Action taken based on patient need

Karen identifies what the patient needs and acts. Simple pricing questions are answered directly. Appointment requests trigger real-time booking via Cal.com. Complex medical questions — anything Karen can't confidently answer — fire an immediate Telegram alert to Oshun staff so a human can follow up.

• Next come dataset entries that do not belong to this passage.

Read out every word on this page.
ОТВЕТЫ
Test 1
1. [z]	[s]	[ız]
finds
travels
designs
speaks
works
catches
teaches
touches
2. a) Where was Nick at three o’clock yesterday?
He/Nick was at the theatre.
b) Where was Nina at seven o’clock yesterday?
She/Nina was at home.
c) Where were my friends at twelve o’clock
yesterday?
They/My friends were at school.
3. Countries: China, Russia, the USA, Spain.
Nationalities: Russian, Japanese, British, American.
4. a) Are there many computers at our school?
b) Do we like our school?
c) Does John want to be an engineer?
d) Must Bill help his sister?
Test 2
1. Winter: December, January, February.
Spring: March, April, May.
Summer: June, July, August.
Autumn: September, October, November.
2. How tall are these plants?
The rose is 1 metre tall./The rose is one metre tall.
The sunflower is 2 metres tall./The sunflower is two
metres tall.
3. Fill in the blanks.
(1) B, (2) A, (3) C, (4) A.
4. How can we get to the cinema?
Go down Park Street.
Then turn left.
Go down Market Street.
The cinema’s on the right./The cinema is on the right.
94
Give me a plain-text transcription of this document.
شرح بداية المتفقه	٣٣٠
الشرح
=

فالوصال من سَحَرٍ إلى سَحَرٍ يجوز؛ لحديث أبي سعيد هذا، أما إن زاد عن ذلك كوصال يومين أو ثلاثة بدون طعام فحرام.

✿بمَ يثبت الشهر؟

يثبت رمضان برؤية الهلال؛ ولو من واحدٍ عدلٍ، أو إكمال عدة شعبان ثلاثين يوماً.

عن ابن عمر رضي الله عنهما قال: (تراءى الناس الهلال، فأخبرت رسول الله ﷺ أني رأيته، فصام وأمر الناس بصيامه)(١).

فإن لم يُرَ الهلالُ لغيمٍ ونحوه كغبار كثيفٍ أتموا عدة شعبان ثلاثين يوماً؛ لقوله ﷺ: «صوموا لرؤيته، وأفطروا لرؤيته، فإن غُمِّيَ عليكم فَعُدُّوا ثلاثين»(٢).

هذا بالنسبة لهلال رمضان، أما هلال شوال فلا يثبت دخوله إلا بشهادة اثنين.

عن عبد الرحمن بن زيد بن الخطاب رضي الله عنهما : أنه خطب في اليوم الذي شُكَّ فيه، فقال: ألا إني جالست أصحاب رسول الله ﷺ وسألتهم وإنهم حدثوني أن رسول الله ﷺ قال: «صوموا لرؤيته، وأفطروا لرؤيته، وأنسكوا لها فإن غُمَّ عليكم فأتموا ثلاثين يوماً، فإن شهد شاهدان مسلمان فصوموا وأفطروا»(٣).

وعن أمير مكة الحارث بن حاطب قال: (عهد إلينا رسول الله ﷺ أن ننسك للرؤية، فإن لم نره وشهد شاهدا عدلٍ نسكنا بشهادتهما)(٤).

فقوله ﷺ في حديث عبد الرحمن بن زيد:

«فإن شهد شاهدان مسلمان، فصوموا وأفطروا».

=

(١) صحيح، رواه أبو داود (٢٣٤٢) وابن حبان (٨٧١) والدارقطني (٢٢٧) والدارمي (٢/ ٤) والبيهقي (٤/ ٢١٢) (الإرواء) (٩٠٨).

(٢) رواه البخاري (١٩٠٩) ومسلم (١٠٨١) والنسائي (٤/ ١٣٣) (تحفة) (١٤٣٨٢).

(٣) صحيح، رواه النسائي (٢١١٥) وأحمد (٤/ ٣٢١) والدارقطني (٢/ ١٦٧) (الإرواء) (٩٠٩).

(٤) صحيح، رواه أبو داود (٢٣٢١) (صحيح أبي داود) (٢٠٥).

▶ Booking and escalation handlers
Source files
src/webhooks/voice_helpers.jshandleScheduleCallback(), handleBookAppointment()
What happens
handleBookAppointment() calls the Cal.com API to check availability and create a booking in real time while the patient is still on the call. Karen reads back the confirmed time slot. handleScheduleCallback() handles cases where no slots are immediately available — it schedules a follow-up call and sends confirmation via WhatsApp. Escalations trigger sendNotification() to the Oshun Telegram group with the caller's name, number, and what they asked.
DB tables
voice_call_log, bookings, voice_callbacks
STEP 5 Voice → Memory

Call ends, transcript synced

When the call ends, the full transcript is stored and analyzed. What the caller asked, whether a booking was made, any follow-up actions required — all of it feeds the contact's profile and memory system, the same as a WhatsApp conversation would.

▶ Transcript sync and memory consolidation
Source files
src/watchdog_voice.jsrunCallTranscriptSync()
What happens
runCallTranscriptSync() runs on a scheduled interval (via watchdog). It pulls completed call transcripts from ElevenLabs, matches them to contacts by phone number, and stores the full exchange in memory. Key facts extracted ("asked about lip fillers", "booked for Friday") are written to memory_knowledge with vector embeddings. conversation_metrics tracks call outcome (booked / info only / escalated / no-answer).
DB tables
voice_call_log, conversation_metrics, memory_conversations
Gotcha
Outbound calls are expensive at approximately $0.30 per call — cost optimization for outbound voice campaigns is pending. Inbound calls are covered by the Twilio number rental fee.